Between the end of trading on election day, November 5, 2024, through February 3, 2025, the S&P 500 gained 3.7 %, although it experienced periods of significant volatility within that timeframe.1 While some of that may be attributable to investor reaction to election results, other factors have also come into play. The Federal Reserve was in the process of reducing short-term interest rates, generally considered a favorable sign for stocks. In addition, the U.S. economy continued to show persistent strength with the labor market holding up well, helping consumers maintain elevated spending levels. This contributed to continued corporate profit growth, a key stock market driver.

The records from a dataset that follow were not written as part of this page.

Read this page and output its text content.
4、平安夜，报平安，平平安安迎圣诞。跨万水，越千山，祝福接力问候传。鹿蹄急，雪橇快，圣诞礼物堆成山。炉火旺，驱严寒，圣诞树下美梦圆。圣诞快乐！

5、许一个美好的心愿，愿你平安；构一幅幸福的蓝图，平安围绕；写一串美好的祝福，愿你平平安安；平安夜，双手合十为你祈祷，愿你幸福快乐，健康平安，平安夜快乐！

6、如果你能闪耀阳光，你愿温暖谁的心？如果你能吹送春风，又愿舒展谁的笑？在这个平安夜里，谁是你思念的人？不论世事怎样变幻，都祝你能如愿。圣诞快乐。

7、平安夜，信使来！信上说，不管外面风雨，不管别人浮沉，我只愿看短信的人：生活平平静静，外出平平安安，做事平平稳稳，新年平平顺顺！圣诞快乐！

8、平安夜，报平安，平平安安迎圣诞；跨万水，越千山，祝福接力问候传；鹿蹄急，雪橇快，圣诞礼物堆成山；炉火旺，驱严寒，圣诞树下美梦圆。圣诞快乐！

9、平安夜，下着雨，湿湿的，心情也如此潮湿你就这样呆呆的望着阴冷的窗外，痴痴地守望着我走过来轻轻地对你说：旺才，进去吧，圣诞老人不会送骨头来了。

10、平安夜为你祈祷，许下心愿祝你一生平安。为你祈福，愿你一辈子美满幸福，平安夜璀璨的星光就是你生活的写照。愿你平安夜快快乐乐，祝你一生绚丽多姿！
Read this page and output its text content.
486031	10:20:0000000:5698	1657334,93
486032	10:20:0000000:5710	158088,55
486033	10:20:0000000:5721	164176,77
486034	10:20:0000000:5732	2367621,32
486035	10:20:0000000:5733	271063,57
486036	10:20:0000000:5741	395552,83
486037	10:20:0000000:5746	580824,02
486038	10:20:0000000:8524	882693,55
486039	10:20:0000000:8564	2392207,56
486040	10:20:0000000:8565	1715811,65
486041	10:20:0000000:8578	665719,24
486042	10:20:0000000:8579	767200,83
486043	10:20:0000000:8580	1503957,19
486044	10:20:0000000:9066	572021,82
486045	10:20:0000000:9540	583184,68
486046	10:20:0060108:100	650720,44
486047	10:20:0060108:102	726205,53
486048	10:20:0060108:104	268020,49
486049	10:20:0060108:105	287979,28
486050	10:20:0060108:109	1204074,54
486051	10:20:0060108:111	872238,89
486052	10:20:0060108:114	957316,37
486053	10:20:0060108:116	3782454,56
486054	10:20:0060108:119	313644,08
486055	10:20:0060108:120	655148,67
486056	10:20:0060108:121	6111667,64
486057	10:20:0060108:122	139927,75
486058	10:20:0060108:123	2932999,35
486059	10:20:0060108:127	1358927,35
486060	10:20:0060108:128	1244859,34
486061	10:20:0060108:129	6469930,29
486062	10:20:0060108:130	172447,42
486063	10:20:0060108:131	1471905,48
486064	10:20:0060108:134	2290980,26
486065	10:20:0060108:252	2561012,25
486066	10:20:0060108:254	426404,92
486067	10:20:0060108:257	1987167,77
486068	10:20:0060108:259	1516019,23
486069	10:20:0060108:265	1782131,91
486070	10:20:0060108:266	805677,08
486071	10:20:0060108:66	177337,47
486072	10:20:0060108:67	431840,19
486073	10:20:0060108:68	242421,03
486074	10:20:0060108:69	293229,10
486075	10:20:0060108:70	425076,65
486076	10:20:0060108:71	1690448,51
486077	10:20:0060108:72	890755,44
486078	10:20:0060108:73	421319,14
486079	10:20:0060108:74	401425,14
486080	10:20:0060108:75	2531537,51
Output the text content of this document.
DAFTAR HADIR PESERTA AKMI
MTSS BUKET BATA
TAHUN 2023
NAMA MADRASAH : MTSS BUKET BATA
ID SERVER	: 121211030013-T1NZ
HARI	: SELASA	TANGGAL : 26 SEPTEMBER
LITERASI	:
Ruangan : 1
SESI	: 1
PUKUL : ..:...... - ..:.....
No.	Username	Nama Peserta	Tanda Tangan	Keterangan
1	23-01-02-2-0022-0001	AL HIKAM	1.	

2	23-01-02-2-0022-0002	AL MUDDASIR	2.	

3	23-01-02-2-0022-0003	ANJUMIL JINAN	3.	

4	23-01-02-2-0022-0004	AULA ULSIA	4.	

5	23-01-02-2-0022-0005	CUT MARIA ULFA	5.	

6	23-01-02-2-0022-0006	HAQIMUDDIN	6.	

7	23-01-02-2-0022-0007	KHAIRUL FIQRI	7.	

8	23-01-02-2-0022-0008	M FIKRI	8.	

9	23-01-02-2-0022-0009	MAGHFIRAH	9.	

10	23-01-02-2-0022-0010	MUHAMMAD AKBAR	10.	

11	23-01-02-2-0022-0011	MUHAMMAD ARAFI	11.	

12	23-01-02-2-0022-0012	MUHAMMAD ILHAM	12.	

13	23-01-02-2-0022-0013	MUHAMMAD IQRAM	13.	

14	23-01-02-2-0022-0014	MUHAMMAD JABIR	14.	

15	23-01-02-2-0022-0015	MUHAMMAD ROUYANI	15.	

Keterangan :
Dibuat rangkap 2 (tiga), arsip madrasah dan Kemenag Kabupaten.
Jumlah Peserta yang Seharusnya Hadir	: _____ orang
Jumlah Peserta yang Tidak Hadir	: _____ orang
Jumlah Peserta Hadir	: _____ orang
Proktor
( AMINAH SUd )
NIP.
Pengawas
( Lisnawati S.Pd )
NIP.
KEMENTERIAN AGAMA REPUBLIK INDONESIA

Investors tend to assess a variety of factors. Federal government policy, often driven in large part by the President, is only one of those factors. Another major story boosting markets is that the U.S. economy in 2024 grew at a 2.8% annualized rate, considered a reasonable expansion pace in a high-interest rate environment.8 Consumer spending helped fuel economic growth, which in turn benefited corporations, that continue to experience solid profit growth.
As President Joe Biden’s term wraps up, the market’s performance is comparable to that generated by markets during President Donald Trump’s first term. Through Biden’s four-year term, which ended January 20, 2025, the S&P 500 gained 57.85%. In Trump’s first term, the S&P 500 gained nearly 68%. While that was impressive, since 1980, Trump’s first-term record ranks as only the fifth-best market return during a four-year presidential term. The top-performing markets over four-year presidential terms during that span were: (1) Bill Clinton, 1993-1997, + 77.68%; (2) Clinton again, 1997-2001, +72.97%; (3) Barack Obama, 2009-2013, 74.80%; and (4) Ronald Reagan, 1985-1989, +68.05%.